А сейчас хочется немного остановиться на приведенной цитате. Как опытный публицист, автор после напыщенной фразы о национальной чести делает хитрую оговорку: «Вопреки обратным утверждениям, честь нации есть нечто реально существующее». Умелая апелляция к чувствам благородной публики. Вот, мол, есть эдакие моральные уроды, которые в своем бесстыдстве смеют считать, что нет чести нации. И скорее всего, эти уроды – евреи, существа без родины. А вот у нас, немцев, родина есть – и за нее не стыдно погибнуть на войне.

Давайте не будем сейчас задаваться вопросом о правомочности понятия «нация» в том  смысле, который хотят ему придать националисты – прочитайте лучше позднего Энгельса или раннего Сталина. Давайте примем как данность «нацию» в качестве реального исторического, политического, экономического и морально-этического явления. Но и тогда война за кусок хлеба и место под солнцем с другими нациями – это не вопрос чести. Иначе такая честь недорого стоит. Ниже Гитлер изрекает, что «раз на очередь становятся вопросы о самом существовании народа, то это освобождает нас от всяких соображений о красоте» и «во время войны наиболее гуманным является – как можно скорее расправиться с врагом». Какая-то странная получается честь – больше похоже на хождение по головам. Какая-то странная получается нация – сборище голодных рвачей. Да, все люди разные, сообразно условиям своего бытия, и понятия о чести, гуманности и красоте так же различны. Но все же есть ряд явлений, которые объединяет их, делая их в той или иной мере сплоченными. Нам здесь неважно, что это – патриотизм, «честь нации», общее горе или беда. Но желание лучшего куска, рвение к благополучию – это не коллективное чувство, точнее не коллективизирующее. Поэтому внушить подобный бред можно как раз донельзя разобщенным людям, не видящим ничего дальше собственного носа. Как там у классика: «Все говорят, что мы вместе, все говорят, но немногие знают в каком».
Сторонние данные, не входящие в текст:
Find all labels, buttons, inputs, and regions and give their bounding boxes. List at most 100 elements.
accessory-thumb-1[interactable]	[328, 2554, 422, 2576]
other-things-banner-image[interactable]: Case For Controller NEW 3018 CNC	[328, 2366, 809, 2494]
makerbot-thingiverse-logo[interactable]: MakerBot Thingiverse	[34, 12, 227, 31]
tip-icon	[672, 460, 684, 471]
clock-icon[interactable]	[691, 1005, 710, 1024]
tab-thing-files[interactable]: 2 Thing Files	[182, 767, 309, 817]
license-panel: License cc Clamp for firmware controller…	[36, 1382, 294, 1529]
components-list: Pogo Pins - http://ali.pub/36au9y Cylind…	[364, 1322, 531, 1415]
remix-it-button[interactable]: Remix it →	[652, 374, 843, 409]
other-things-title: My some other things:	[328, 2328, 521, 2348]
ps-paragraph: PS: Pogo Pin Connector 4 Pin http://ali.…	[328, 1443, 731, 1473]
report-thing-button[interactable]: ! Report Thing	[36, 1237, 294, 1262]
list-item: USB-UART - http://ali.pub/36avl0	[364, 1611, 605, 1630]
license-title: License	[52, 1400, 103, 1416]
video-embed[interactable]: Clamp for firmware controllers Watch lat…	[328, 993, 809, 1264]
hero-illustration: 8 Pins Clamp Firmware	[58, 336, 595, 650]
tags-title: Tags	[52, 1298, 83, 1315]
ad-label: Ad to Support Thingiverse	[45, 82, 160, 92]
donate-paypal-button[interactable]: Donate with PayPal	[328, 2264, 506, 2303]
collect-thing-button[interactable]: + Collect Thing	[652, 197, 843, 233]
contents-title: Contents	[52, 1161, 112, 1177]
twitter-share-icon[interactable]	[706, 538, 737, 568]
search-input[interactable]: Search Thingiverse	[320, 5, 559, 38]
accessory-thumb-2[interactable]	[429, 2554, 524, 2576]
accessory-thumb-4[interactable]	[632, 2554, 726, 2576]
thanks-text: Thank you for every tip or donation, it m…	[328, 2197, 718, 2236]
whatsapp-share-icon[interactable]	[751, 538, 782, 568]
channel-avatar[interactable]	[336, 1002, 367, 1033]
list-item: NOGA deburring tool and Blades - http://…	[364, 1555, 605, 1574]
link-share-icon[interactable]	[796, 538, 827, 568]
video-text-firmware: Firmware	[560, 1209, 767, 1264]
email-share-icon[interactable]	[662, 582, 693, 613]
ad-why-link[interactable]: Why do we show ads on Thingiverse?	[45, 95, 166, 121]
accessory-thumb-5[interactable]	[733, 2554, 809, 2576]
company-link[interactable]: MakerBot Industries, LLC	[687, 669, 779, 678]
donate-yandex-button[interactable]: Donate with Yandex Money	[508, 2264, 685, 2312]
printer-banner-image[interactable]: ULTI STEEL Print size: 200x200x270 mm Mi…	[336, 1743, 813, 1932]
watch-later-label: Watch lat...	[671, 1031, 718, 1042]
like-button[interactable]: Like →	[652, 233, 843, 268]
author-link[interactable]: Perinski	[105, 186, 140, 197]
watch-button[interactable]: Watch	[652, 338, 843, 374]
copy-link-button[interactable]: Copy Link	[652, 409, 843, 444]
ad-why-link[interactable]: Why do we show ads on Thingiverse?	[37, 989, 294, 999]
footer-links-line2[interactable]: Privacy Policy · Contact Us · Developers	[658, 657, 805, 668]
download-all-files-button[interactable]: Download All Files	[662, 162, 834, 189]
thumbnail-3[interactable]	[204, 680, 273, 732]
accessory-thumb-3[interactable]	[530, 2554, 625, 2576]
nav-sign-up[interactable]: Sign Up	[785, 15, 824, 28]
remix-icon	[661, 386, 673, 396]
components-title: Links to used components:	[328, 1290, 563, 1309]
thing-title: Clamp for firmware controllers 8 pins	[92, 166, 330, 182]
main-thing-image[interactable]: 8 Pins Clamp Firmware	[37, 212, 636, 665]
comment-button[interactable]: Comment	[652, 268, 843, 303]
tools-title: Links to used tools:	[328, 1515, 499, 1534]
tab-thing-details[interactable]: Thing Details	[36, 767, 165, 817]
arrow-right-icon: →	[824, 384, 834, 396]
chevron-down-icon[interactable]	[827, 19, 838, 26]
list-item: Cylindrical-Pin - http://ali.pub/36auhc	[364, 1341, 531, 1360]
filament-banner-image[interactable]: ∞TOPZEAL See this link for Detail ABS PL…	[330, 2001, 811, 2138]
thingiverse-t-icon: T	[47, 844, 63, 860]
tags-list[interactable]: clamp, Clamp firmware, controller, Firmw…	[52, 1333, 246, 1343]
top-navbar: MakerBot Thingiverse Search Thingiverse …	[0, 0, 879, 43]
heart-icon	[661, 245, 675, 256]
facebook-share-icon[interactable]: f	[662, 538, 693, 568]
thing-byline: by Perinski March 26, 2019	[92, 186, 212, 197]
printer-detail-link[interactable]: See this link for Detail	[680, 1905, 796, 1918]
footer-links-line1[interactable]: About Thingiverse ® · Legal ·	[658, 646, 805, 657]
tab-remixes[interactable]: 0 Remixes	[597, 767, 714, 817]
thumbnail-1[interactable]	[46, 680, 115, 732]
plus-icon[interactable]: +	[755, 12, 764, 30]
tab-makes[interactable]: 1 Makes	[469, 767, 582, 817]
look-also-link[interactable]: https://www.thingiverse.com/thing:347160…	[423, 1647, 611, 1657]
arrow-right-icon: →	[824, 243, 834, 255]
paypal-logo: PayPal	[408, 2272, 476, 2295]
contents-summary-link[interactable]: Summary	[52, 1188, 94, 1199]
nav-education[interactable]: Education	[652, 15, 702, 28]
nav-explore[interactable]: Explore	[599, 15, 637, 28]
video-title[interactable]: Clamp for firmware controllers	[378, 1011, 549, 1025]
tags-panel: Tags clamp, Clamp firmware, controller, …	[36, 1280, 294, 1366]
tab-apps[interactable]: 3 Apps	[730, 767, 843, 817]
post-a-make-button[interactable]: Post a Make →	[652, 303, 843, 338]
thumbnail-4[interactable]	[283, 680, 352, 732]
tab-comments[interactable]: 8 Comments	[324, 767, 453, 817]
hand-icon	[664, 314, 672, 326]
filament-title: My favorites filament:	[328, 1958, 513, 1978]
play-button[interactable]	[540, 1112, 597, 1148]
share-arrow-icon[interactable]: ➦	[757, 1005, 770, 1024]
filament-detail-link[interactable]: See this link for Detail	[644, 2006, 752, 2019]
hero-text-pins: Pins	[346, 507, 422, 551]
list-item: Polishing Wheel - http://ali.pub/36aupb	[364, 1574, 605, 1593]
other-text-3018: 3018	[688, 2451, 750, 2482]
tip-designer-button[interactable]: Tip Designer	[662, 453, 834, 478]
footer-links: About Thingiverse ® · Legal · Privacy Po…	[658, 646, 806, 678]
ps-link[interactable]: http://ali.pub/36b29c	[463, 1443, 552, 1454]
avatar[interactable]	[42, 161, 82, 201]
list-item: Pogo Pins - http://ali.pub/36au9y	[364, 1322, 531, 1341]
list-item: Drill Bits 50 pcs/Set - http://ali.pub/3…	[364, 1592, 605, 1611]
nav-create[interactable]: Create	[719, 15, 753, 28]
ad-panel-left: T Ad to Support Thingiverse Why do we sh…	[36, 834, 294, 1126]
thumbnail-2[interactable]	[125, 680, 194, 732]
…Но основной интерес пятой и шестой глав не в этом. 

Начинает Гитлер с рассуждений времен «зеленой юности», причем по всему видно, что в этом вопросе ума у него не прибавилось. Будучи подростком, он сильно огорчался тому факту, что войны, видимо, закончились, предстоит превращение мира «в один большой универсальный магазин», где «купцов будут поставлять англичане, торговый персонал – немцы, а на роль владельцев обрекут себя в жертву евреи».

Я вовсе не утверждаю, что есть что-то необычное в мечтаниях подростка о войне, в его печали, что «так и придется прожить всю жизнь среди «тишины и порядка»». Совсем наоборот – это нормальная часть жизни будущего мужчины, определенный этап его воспитания и самопознания. Хорошо сие или плохо, но у этой части человеческой популяции самой природой заложены воинственные инстинкты. Только, если и вспоминать об этом через двадцать лет, тем более прошедшему войну ветерану, каковым был Гитлер – то уж никак не с бравурным глуповатым пафосом. «Война – это, оказывается, ни капельки не красиво», – делает для себя открытие подросток из «Кондуита и Швамбрании». Но ведь Кассиль – еврей, не правда ли? А они только на то и способны как на «взаимное коммерческое облапошивание при полном исключении насильственных методов защиты». Поэтому для Гитлера ничего такого не «оказывается» даже после Ипра, в аду которого он побывал.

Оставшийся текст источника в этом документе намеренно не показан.